Something similar could happen to Mitt in 2012. Lots of Republicans are already backing away from talk of "repealing" the reform. And once a few of them get burned for supporting repeal in 2010 ("This is Timmy. He's eight years old, and he has cancer. Congressman Smith thinks insurance companies ought to be able to deny Timmy the care he needs. Why does Congressman Smith want Timmy to die?"), the issue is not going to look so black-and-white. There's no question it will be a topic of discussion in 2012, but it could well be just one among many. And when Romney looks over the potential field -- Sarah Palin, Tim Pawlenty, etc. -- he no doubt thinks, "I can whip these bozos."

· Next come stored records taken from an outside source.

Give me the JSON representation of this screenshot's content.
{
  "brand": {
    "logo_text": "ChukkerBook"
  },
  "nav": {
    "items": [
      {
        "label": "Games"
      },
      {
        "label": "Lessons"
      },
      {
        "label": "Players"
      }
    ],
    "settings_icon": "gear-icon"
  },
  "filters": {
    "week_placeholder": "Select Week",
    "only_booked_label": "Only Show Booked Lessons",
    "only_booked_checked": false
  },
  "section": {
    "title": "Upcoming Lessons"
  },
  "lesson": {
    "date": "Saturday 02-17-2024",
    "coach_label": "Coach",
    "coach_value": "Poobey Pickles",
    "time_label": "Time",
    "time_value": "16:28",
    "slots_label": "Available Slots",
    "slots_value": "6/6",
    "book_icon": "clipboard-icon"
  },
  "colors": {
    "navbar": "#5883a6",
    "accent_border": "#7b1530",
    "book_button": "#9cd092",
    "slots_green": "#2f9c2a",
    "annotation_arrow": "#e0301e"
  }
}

Longtime readers will know I've got a soft spot for Mitt. His transparent lack of beliefs, his willingness to adopt any position he thinks will win a moment's affection from the person he's talking to, his eagerness to say and do absolutely anything, no matter how ridiculous, in the pursuit of power -- it has a kind of purity, a phoniness so complete it's charming. So don't worry, Mitt. You're not toast yet!